On Sat, 16 Jan 2016, Riccardo (Jack) Lucchetti wrote:
On Sat, 16 Jan 2016, Sven Schreiber wrote:
> Am 15.01.2016 um 20:39 schrieb Allin Cottrell:
>> Following up Jack's comment at
>>
>>
http://lists.wfu.edu/pipermail/gretl-devel/2016-January/006467.html
>>
>> in current git there's a basic "preview" of Julia support in
gretl.
>
> exciting!
>
>
>> # NIST's certified coefficient values
>> matrix nist_b = {-3482258.63459582, 15.0618722713733,
>> -0.358191792925910E-01, -2.02022980381683,
>> -1.03322686717359, -0.511041056535807E-01,
>> 1829.15146461355}'
>>
>
> Since I don't have it installed yet, could you comment on whether the
> results match (between gretl/Julia/NIST)?
These are the results I get
<output>
Log-relative errors, Longley coefficients:
gretl julia
12.228 8.0224
10.920 7.5300
11.797 7.5697
12.528 8.1421
13.169 8.3801
11.770 7.2368
12.235 8.0333
Column means
12.092 7.8449
</output>
So it would seem that the MultivariateStats julia module leaves a
bit to be desired for the moment, at lest in terms of precision.
My test was admittedly kinda silly, in that there's not really any
reason to delegate to a "foreign" program stuff that gretl handles
well natively.

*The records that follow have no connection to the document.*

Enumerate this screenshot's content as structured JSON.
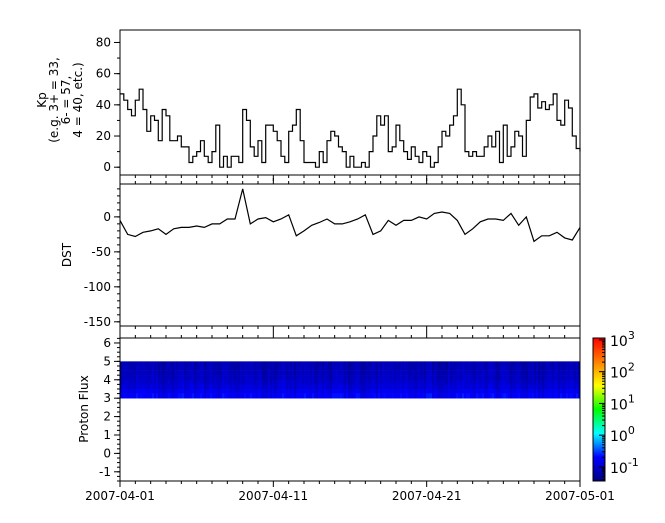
{
  "chart_data": [
    {
      "type": "line",
      "ylabel_lines": [
        "Kp",
        "(e.g. 3+ = 33,",
        "6- = 57,",
        "4 = 40, etc.)"
      ],
      "ylim": [
        -5,
        88
      ],
      "yticks": [
        "0",
        "20",
        "40",
        "60",
        "80"
      ],
      "x_start": "2007-04-01",
      "x_end": "2007-05-01",
      "step_hours": 6,
      "values": [
        47,
        43,
        37,
        33,
        43,
        50,
        37,
        23,
        33,
        30,
        17,
        37,
        33,
        17,
        17,
        20,
        13,
        13,
        3,
        7,
        10,
        17,
        7,
        3,
        10,
        27,
        0,
        7,
        0,
        7,
        7,
        3,
        37,
        30,
        13,
        7,
        17,
        3,
        27,
        27,
        23,
        17,
        7,
        3,
        23,
        27,
        37,
        17,
        3,
        3,
        3,
        0,
        10,
        3,
        17,
        23,
        20,
        13,
        10,
        0,
        7,
        0,
        0,
        3,
        0,
        10,
        20,
        33,
        27,
        33,
        10,
        13,
        27,
        17,
        10,
        5,
        13,
        7,
        3,
        10,
        7,
        0,
        3,
        13,
        23,
        20,
        27,
        33,
        50,
        40,
        10,
        7,
        10,
        7,
        7,
        13,
        20,
        13,
        23,
        3,
        27,
        7,
        13,
        23,
        20,
        7,
        30,
        45,
        47,
        38,
        42,
        37,
        40,
        47,
        30,
        27,
        43,
        38,
        20,
        12,
        10
      ],
      "line_color": "#000000"
    },
    {
      "type": "line",
      "ylabel": "DST",
      "ylim": [
        -156,
        47
      ],
      "yticks": [
        "0",
        "-50",
        "-100",
        "-150"
      ],
      "x_start": "2007-04-01",
      "x_end": "2007-05-01",
      "step_hours": 12,
      "values": [
        -5,
        -25,
        -28,
        -22,
        -20,
        -17,
        -25,
        -17,
        -15,
        -15,
        -13,
        -15,
        -10,
        -10,
        -3,
        -3,
        40,
        -10,
        -3,
        -1,
        -7,
        -3,
        3,
        -27,
        -20,
        -12,
        -8,
        -3,
        -10,
        -10,
        -7,
        -3,
        3,
        -25,
        -20,
        -5,
        -12,
        -5,
        -5,
        0,
        -3,
        5,
        7,
        5,
        -5,
        -25,
        -17,
        -7,
        -3,
        -3,
        -5,
        5,
        -12,
        0,
        -35,
        -27,
        -27,
        -22,
        -30,
        -33,
        -15
      ],
      "line_color": "#000000"
    },
    {
      "type": "heatmap",
      "ylabel": "Proton Flux",
      "ylim": [
        -1.5,
        6.27
      ],
      "yticks": [
        "-1",
        "0",
        "1",
        "2",
        "3",
        "4",
        "5",
        "6"
      ],
      "x_start": "2007-04-01",
      "x_end": "2007-05-01",
      "band_y_range": [
        3,
        5
      ],
      "row_y_centers": [
        4.875,
        4.625,
        4.375,
        4.125,
        3.875,
        3.625,
        3.375,
        3.125
      ],
      "row_typical_flux": [
        0.06,
        0.065,
        0.07,
        0.075,
        0.085,
        0.1,
        0.13,
        0.16
      ],
      "colorbar": {
        "scale": "log",
        "range": [
          0.036,
          1150
        ],
        "tick_bases": [
          "10",
          "10",
          "10",
          "10",
          "10"
        ],
        "tick_exponents": [
          "3",
          "2",
          "1",
          "0",
          "-1"
        ],
        "colormap": [
          "#00007f",
          "#0000ff",
          "#00ffff",
          "#00ff00",
          "#ffff00",
          "#ff7f00",
          "#ff0000"
        ]
      }
    }
  ],
  "x_axis": {
    "tick_labels": [
      "2007-04-01",
      "2007-04-11",
      "2007-04-21",
      "2007-05-01"
    ]
  }
}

One would be more likely to get Julia to do MCMC or
the like.
That said, among the various "foreign" programs on which I've tried
the notorious Longley exercise, only numpy comes close to gretl for
numerical precision. However, Anders makes a fair point in saying
that the statistical error (and I would add, data error) swamps the
numerical error for this sort of linear problem.